Вторая книга дилогии «Мы жили в Москве» называется «Соотечественники». Она вырастает из дневниковых вставок первой книги и из того «мы», в которое неизменно разрешается «я» каждого из рассказчиков, как субдоминанта в доминанту. Это рассказы-свидетельства о замечательных современниках: Анне Ахматовой, Корнее Чуковском, Евгении Гинзбург, Дмитрии Сахарове и тех, чьи имена не стали культурными знаками, но без кого ситуация малопонятна. Рассказы о них Копелевы озаглавливают по типажам: «Просветительница», «Генерал», «Словопоклонник», «Русский интеллигент»... С одной стороны, политический прессинг, изоляция от мировой культуры и примитивная экономика, основанная на рабовладении и крепостном праве с той только разницей, что часть рабов не в лесах и на полях, а в «шарашках» — решает сложнейшие математические и инженерные задачи. С другой стороны — гуманистические идеалы, высота целей и помыслов, трудоголический энтузиазм и самоотверженность не только отдельных титанов, которые есть, наверное, в каждой эпохе, но и рядовых, казалось бы, людей. Единение великих и малых в едином порыве к высотам духа — самое удивительное, о чем свидетельствует вторая книга. Ахматова закрывается в комнате с какой-то девочкой, пишущей стихи, долго слушает ее, потом долго читает сама — ей одной...
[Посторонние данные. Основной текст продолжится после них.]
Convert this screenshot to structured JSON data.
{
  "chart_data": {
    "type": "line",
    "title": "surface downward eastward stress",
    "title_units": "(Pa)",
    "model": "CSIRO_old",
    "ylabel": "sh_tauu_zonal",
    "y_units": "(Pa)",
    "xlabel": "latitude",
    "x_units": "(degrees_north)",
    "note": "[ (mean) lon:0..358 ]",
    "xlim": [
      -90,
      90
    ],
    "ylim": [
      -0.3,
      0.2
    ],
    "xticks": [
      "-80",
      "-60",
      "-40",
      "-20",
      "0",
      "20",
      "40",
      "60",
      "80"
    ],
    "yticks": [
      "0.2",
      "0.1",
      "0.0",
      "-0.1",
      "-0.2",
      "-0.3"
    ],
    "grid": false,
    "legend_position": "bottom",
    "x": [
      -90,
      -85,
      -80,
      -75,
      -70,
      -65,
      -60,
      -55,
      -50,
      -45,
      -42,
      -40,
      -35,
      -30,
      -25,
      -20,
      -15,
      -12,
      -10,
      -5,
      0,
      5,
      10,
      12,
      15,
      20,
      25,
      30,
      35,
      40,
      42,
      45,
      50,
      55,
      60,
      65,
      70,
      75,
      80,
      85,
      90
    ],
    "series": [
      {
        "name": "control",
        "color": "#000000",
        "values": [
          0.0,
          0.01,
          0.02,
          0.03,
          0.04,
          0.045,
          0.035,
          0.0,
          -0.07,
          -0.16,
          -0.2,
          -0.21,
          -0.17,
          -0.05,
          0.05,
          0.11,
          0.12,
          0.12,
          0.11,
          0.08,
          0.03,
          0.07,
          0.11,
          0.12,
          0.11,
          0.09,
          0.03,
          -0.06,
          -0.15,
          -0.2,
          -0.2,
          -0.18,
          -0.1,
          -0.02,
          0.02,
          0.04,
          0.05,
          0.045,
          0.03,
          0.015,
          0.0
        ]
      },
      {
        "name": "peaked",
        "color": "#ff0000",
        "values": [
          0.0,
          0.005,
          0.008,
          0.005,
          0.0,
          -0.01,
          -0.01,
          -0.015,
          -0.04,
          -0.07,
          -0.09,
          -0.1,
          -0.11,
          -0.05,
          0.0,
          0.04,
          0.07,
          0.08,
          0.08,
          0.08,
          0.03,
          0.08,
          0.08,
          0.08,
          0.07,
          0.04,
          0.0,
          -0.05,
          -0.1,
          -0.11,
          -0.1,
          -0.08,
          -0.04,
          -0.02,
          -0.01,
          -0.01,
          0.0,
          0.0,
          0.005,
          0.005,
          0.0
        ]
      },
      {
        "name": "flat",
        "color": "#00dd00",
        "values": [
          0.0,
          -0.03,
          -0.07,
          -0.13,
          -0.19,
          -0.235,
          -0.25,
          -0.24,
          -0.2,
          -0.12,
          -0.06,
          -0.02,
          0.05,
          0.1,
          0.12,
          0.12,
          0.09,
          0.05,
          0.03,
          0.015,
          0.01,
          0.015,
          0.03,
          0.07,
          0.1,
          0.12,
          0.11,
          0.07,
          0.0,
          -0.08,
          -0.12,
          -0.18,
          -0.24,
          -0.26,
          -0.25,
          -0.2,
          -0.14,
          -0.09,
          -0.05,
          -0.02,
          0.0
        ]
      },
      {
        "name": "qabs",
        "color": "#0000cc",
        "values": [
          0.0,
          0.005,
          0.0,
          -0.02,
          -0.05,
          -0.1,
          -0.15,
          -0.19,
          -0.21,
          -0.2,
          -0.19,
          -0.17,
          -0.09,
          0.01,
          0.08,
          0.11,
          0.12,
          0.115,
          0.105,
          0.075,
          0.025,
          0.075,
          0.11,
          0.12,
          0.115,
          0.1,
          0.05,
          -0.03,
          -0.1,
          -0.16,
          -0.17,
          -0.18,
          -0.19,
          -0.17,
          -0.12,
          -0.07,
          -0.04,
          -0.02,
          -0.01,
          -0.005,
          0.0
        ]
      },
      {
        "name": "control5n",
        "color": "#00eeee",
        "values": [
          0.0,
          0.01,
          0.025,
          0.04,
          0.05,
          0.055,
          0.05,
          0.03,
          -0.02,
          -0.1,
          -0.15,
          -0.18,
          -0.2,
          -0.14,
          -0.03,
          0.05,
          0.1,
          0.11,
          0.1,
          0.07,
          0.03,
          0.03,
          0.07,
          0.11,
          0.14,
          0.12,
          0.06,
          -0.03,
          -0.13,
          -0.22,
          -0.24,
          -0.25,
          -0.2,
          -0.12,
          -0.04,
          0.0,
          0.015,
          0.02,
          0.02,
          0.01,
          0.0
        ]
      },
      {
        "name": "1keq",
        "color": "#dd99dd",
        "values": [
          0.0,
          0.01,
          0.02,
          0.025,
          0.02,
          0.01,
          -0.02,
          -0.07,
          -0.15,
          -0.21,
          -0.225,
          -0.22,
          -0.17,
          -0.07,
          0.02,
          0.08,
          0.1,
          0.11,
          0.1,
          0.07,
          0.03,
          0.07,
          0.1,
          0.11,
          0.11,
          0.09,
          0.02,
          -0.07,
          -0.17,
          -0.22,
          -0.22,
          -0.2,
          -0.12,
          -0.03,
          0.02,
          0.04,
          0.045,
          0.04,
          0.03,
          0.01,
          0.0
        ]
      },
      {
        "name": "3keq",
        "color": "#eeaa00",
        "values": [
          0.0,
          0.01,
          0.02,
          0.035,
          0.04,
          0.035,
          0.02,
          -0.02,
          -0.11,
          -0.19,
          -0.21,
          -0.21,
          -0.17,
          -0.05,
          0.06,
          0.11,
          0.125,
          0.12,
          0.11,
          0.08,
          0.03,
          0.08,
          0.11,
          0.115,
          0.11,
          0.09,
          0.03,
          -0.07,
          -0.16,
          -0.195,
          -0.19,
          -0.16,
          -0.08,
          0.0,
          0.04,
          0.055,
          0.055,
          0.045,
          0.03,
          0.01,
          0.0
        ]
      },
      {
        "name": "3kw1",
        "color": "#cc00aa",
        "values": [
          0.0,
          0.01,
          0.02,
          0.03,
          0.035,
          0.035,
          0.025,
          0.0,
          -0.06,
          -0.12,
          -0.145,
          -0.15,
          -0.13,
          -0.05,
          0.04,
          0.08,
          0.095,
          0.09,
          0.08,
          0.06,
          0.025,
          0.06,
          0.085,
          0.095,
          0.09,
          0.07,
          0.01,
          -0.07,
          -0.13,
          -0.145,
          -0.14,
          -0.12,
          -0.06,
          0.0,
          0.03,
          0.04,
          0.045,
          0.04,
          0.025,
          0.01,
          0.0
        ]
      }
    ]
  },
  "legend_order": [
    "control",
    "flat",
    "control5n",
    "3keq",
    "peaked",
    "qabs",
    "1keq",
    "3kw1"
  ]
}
Под заголовком «Вера в слово» собраны устные и письменные выступления Льва Копелева 1962 — 1976 годов, в том числе письма в партийные инстанции в защиту гонимых за проявления свободы духа людей, от Синявского и Даниэля, Солженицына и Сахарова до словопоклонников и просветителей, подвергшихся допросу, обыску, публичному шельмованию.

Особняком стоящий рассказ Раисы Орловой о правозащитниках Ларисе Богораз и Анатолии Марченко завершает книгу.

Третья книга, самая толстая, посвящена жизни после 1980 года. Она тоже вырастает из первой. Сюжет о «жалости к противнику» — а Копелев с первых дней войны помогал военнопленным, понимая, что они — такие же заложники системы, как люди в СССР, — развивается и кончается признанием на полтысячи страниц в глубокой любви к великой немецкой культуре. В первой книге было много рассказано о дружбе и связях с немецкими интеллигентами и писателями: даны портреты Генриха Белля, Анны Зегерс.

И вот случилось так, что Копелевых, выехавших в ФРГ по университетскому приглашению, через два месяца после отъезда лишили советского гражданства. Было это 12 января 1981 года, они узнали только 22-го — в годовщину высылки Сахарова, что символично.

И началась новая жизнь в одном из красивейших и культурнейших городов Европы, поездки по всему миру, которые никогда не были чистыми путешествиями: никогда Копелевы не забывали о соотечественниках, всегда и везде выступали, рассказывали, убеждали: права человека — прежде всего, и тем, кто за них борется в СССР и других странах Восточной Европы, надо помогать всем миром. Открытость мира, его безграничность в буквальном смысле стали их самым сильным впечатлением — книга состоит из наблюдений и впечатлений, изложенных Копелевыми в дневниках и письмах. Самые тяжелые страницы третьей книги — о больном Генрихе Белле, впавшем в тяжелейшую депрессию...

Раиса Орлова легко и быстро освоила немецкий язык и из американистки превратилась в русистку, из лекций, бесед и интервью выросла ее книга «Письма из Кёльна о книгах из Москвы», закончила она и другие свои книги, начатые еще в СССР, они подняли интерес немцев к русской литературе. Лев Копелев получил работу профессора-исследователя в Бергском университете в городе Вупперталь и занялся тем, что назвал делом своей жизни.

В 1987-м у Раисы Орловой обнаружился рак, дожила она до 1989-го. Лев Копелев прожил еще столько, сколько ему надо было, чтобы закончить все свои проекты, в том числе и эту третью книгу, свидетельствующую о том, что человек живет столько, сколько в нем теплится воодушевление и творческая энергия.